Actuellement, il n'existe pas de groupe
témoin parallèle au groupe des mésothéliomes du Registre Français. ce qui limite la
signification des informations sur les taux d'exposition à l'amiante. La constitution
d'un groupe témoin semble indispensable pour la crédibilité de la fonction étiologique
du Registre. Or. ceci nécessite un investissement méthodologique considérable pour
pouvoir accéder au risque relatif d'exposition à l'amiante pour les mésothéliomes
français. La question est de savoir si la communauté scientifique française a besoin de
cette information déjà établie par les études épidémiologiques anglo-saxonnes !
Peut-être serait-il plus judicieux de porter l'effort de recherche étiologique à un
niveau plus fondamental, en essayant dans un premier temps d'identifier par d'autres
méthodes que celles du questionnaire standard, tous les facteurs d'environnement qui
pourraient avoir une signification vis-à-vis de l'induction de cette tumeur. L'exemple
des observations de Turquie et à un moindre degré la découverte par le Registre
Français d'une répartition géographique localisée des mésothéliomes sans notion
d'exposition à l'amiante (fig. 6) montre que la recherche des facteurs d'environnement
responsables ne devrait pas se limiter à l'amiante [32].

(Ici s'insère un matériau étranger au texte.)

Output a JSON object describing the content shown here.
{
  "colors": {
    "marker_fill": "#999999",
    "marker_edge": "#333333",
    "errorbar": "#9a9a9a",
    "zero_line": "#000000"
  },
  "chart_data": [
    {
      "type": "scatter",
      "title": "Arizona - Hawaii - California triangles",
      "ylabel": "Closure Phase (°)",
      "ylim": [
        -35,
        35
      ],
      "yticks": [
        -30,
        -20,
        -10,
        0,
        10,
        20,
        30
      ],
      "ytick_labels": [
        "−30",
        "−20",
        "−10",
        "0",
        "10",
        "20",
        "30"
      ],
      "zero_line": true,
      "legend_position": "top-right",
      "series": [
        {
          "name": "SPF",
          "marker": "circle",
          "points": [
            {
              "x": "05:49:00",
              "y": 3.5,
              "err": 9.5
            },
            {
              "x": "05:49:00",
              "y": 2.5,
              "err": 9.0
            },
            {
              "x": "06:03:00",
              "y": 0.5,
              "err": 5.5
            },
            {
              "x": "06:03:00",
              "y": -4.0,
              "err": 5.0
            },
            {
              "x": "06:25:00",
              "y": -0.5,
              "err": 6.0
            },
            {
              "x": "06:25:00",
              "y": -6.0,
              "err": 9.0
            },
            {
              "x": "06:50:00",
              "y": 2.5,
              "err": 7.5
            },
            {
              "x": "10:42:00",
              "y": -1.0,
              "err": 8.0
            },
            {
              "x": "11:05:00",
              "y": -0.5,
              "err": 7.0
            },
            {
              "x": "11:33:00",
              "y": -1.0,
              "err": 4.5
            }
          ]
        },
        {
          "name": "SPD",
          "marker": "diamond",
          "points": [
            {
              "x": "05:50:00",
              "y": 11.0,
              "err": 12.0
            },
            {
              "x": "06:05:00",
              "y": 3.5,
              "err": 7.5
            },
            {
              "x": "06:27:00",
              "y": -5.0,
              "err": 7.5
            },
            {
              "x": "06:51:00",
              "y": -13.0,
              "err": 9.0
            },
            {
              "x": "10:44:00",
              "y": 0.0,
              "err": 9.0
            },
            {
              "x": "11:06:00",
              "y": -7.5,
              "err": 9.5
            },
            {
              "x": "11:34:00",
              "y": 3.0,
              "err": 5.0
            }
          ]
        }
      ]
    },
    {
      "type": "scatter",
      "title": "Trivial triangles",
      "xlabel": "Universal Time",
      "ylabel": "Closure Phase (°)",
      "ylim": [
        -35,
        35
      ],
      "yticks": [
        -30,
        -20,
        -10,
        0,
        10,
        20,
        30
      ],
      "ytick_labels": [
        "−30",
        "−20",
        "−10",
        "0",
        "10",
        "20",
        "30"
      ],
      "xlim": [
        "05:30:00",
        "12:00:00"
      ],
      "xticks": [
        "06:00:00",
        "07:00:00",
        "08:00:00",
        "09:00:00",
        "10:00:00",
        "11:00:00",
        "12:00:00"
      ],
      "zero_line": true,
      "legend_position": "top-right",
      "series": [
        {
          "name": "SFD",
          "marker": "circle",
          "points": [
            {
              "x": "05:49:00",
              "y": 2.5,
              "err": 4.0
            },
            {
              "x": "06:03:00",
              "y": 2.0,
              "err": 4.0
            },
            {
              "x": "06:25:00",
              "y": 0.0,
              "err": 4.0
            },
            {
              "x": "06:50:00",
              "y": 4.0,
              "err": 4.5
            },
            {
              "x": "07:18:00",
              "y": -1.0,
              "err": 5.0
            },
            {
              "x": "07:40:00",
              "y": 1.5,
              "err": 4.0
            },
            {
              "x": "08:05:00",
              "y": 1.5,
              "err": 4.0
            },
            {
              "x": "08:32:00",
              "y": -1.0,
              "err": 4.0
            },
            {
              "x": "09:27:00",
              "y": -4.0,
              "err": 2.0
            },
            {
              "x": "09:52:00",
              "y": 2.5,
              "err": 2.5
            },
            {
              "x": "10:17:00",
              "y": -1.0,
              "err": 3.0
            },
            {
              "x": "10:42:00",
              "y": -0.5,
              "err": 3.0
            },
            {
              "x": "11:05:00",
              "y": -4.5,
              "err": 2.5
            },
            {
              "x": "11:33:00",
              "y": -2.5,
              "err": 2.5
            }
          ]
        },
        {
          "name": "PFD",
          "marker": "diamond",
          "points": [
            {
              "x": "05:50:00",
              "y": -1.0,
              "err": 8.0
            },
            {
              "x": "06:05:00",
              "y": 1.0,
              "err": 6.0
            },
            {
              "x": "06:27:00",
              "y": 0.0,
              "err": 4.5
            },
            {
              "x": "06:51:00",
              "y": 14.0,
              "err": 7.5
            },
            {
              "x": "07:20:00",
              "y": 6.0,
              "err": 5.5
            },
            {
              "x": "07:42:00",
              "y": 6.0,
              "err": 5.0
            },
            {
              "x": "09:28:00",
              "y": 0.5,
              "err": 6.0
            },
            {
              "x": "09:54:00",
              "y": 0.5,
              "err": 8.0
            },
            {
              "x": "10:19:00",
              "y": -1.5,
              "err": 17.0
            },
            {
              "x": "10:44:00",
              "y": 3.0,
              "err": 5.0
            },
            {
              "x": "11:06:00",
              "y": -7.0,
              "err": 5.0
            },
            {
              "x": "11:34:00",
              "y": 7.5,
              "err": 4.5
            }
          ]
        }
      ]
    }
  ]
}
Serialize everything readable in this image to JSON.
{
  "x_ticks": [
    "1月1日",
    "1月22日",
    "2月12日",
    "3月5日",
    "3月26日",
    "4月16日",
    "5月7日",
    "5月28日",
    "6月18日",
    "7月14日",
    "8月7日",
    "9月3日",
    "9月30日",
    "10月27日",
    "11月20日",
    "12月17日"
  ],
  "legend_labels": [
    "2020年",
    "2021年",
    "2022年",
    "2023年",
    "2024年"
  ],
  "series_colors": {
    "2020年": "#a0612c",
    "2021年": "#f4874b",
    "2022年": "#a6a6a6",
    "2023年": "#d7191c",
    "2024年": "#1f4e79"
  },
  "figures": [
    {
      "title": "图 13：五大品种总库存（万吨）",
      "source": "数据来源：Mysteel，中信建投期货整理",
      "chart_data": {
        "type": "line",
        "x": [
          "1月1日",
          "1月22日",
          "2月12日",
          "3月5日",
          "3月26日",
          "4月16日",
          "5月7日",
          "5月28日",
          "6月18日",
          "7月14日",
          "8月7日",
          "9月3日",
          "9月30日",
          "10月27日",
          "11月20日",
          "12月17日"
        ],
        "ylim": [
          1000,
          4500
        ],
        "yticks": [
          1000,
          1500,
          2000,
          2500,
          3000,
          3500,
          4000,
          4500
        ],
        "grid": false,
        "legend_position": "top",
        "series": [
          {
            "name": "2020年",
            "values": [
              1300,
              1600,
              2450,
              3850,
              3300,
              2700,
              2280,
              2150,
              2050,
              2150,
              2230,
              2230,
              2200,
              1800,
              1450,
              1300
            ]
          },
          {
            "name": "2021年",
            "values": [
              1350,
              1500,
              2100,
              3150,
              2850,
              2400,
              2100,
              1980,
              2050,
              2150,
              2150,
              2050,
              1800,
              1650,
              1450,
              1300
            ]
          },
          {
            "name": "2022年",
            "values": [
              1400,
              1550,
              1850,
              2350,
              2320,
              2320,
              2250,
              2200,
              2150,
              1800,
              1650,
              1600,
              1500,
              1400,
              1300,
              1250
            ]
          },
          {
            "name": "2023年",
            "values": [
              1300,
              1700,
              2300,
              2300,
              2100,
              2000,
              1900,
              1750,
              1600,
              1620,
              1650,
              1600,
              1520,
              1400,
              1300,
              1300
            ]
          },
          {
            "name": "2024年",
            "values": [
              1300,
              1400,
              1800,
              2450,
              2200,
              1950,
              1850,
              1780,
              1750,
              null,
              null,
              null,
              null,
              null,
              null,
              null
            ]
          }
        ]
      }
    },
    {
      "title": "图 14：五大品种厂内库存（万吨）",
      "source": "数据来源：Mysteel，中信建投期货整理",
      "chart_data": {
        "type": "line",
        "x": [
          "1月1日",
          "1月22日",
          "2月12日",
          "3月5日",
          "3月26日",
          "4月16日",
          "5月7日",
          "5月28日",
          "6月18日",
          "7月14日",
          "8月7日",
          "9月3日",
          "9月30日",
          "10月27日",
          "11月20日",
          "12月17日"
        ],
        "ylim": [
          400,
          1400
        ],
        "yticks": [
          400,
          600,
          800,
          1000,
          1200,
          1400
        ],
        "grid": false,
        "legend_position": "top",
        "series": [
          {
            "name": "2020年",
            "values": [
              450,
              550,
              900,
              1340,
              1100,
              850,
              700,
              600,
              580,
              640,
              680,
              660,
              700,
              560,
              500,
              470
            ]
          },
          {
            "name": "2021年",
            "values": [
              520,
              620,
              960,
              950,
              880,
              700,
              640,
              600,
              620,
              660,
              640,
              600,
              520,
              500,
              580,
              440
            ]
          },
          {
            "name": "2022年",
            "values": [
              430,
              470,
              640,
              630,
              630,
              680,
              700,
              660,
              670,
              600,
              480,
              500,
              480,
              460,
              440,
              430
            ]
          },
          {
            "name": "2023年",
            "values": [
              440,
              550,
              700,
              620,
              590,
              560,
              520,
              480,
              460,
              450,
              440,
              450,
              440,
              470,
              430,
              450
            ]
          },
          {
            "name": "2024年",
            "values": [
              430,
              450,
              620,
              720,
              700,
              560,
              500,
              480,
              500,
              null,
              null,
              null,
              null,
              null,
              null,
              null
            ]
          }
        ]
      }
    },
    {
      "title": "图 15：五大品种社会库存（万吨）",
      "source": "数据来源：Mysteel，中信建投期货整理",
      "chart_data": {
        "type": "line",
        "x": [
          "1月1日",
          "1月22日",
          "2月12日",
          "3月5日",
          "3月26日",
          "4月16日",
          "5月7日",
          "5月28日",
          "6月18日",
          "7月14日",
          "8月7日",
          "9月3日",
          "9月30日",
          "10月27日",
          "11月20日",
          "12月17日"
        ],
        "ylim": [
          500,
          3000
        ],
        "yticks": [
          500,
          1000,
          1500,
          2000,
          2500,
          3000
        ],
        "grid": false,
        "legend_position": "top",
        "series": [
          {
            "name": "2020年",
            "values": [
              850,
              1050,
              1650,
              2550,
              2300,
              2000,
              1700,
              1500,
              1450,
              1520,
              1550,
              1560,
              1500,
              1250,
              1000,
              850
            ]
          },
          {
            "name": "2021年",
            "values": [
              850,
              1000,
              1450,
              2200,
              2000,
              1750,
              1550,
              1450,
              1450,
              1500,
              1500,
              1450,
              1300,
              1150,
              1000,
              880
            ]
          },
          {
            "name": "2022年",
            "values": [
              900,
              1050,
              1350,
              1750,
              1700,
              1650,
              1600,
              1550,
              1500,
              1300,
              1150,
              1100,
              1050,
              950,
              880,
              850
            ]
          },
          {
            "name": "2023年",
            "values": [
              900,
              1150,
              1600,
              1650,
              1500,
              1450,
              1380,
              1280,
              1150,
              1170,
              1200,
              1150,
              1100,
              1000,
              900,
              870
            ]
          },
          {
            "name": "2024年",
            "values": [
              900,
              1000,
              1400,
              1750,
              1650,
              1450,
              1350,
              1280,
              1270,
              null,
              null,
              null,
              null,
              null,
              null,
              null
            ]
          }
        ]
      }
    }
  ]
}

La métrologie des polluants en rétention
dans les tissus doit également jouer un rôle important dans cette recherche. Quant à la
responsabilité des diverses variétés d'amiante, les études biométrologiques ont
déjà apporté des données nouvelles [19], contradictoires de celles issues
d'observations épidémiologiques antérieures [33] ou expérimentales [34]. En effet,
dans la plèvre pariétale, on ne retrouve que de très fines et très courtes fibres
(diamètre moyen de 0,06 micromètre et longueur moyenne de 2,3 micromètre) de type
essentiellement chrysotile [19]. De telles études métrologiques pourraient être
poursuivies dans un protocole épidémiologique sélectionnant rigoureusement un nombre
limité de cas de mésothéliome du Registre et de cas témoins.